It will be recalled that Polish film director Piotr Domalewski is going to make a historical drama, Felix Austria, based on the bestseller of the same name by Ukrainian writer Sofia Andrukhovych. The novel has been nominated for the Jean Monnet Prize, a French literary award. This prestigious prize has been awarded to European authors since 1995 for the best book written in or translated into the French language. The winners will be announced on June 13, Film.ua group’s press service reportsю
Also on the shortlist are such European writers as Chantal Thomas (France), the author of the novel Farewell, My Queen, filmed in 2012 by Benoit Jacquot; Sebastian Barry (Ireland), the author of The Secret Scripture, filmed in 2016; Alan Hollinghurst (UK), the winner of the Booker Prize 2004; Jose Carlos Llop (Spain); Jon Kalman Stefansson (Iceland), and Kjell Anders Westo (Sweden).
Andrukhovych’s novel Felix Austria was published in French translation by Noir sur Blanc.

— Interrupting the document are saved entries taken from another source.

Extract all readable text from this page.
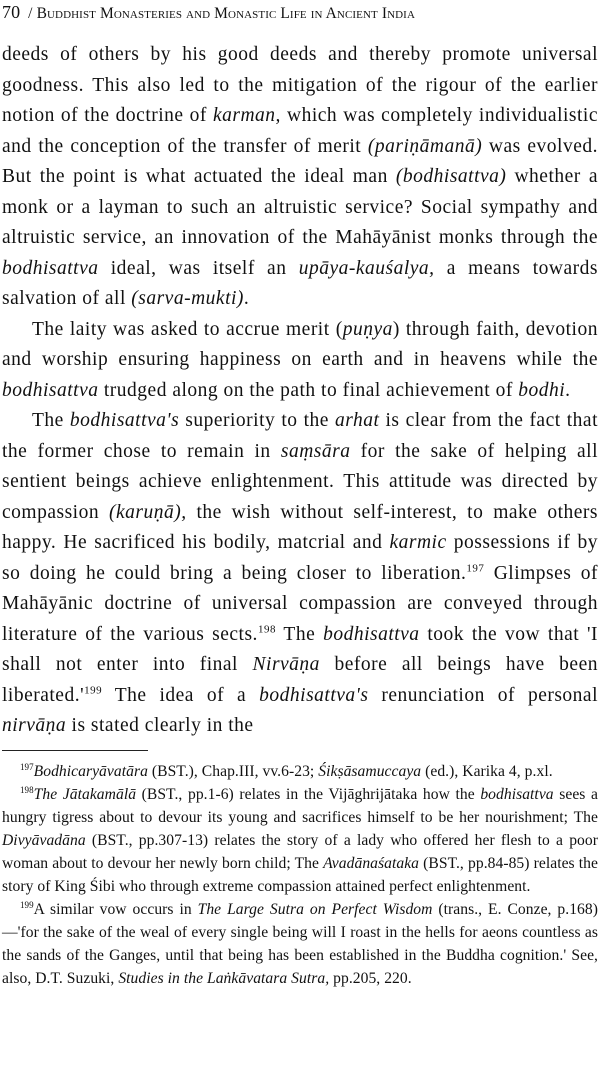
70 / Buddhist Monasteries and Monastic Life in Ancient India

deeds of others by his good deeds and thereby promote universal goodness. This also led to the mitigation of the rigour of the earlier notion of the doctrine of karman, which was completely individualistic and the conception of the transfer of merit (pariṇāmanā) was evolved. But the point is what actuated the ideal man (bodhisattva) whether a monk or a layman to such an altruistic service? Social sympathy and altruistic service, an innovation of the Mahāyānist monks through the bodhisattva ideal, was itself an upāya-kauśalya, a means towards salvation of all (sarva-mukti).

The laity was asked to accrue merit (puṇya) through faith, devotion and worship ensuring happiness on earth and in heavens while the bodhisattva trudged along on the path to final achievement of bodhi.

The bodhisattva's superiority to the arhat is clear from the fact that the former chose to remain in saṃsāra for the sake of helping all sentient beings achieve enlightenment. This attitude was directed by compassion (karuṇā), the wish without self-interest, to make others happy. He sacrificed his bodily, matcrial and karmic possessions if by so doing he could bring a being closer to liberation.$^{197}$ Glimpses of Mahāyānic doctrine of universal compassion are conveyed through literature of the various sects.$^{198}$ The bodhisattva took the vow that 'I shall not enter into final Nirvāṇa before all beings have been $liberated.'^{199}$ The idea of a bodhisattva's renunciation of personal nirvāṇa is stated clearly in the

$^{197}$Bodhicaryāvatāra (BST.), Chap.III, vv.6-23; Śikṣāsamuccaya (ed.), Karika 4, p.xl.

$^{198}$The Jātakamālā (BST., pp.1-6) relates in the Vijāghrijātaka how the bodhisattva sees a hungry tigress about to devour its young and sacrifices himself to be her nourishment; The Divyāvadāna (BST., pp.307-13) relates the story of a lady who offered her flesh to a poor woman about to devour her newly born child; The Avadānaśataka (BST., pp.84-85) relates the story of King Śibi who through extreme compassion attained perfect enlightenment.

$^{199}$A similar vow occurs in The Large Sutra on Perfect Wisdom (trans., E. Conze, p.168)—'for the sake of the weal of every single being will I roast in the hells for aeons countless as the sands of the Ganges, until that being has been established in the Buddha cognition.' See, also, D.T. Suzuki, Studies in the Laṅkāvatara Sutra, pp.205, 220.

The book is also expected to come out in Slovakia and the US this year.
The novel is set in Stanislau (now Ivano-Frankivsk) in the late 19th-early 20th centuries. It is a city on the periphery of “happy Austria,” in which people live, suffer, fall in love, are keen on science and fraudulent shows of illusionists, entertain at balls, and hide secrets in carved-wood chests-of-drawers. Against the background of the epoch, which is going to create more and more myths for descendants, we can watch the destinies of two women that have intertwined as closely as tree branches – this inseparable tie does not allow them to live, breathe, or go. The protagonists are Stefania, a Ukrainian, on behalf of whom the story is told, and the noble lady Adel Anger, half a Pole and half a German.
“Telling a private story of my characters, whose chimerical cohabitation seemed to be a sweet fairytale, I was trying to hint that the floridly ornamented facade hides a fragile structure that can go to pieces at the slightest touch of external forces,” vikna.ua quotes Andrukhovych as saying. “The life of two women who belong to different social strata, come from different ethnic and cultural contexts, and share a common space, very impressive to look at, is one of the possible metaphors of the coexistence of the subjects of the Austro-Hungarian Empire.
“Felix Austria is the name of a boy who suddenly emerges in the process of narration. He appears from nowhere, has no history and voice. He symbolizes irrational and inexplicable forces that are impossible to foresee and assess in an analytical way but are very often a decisive factor which changes the course of history – be it the history of an individual or of a state.”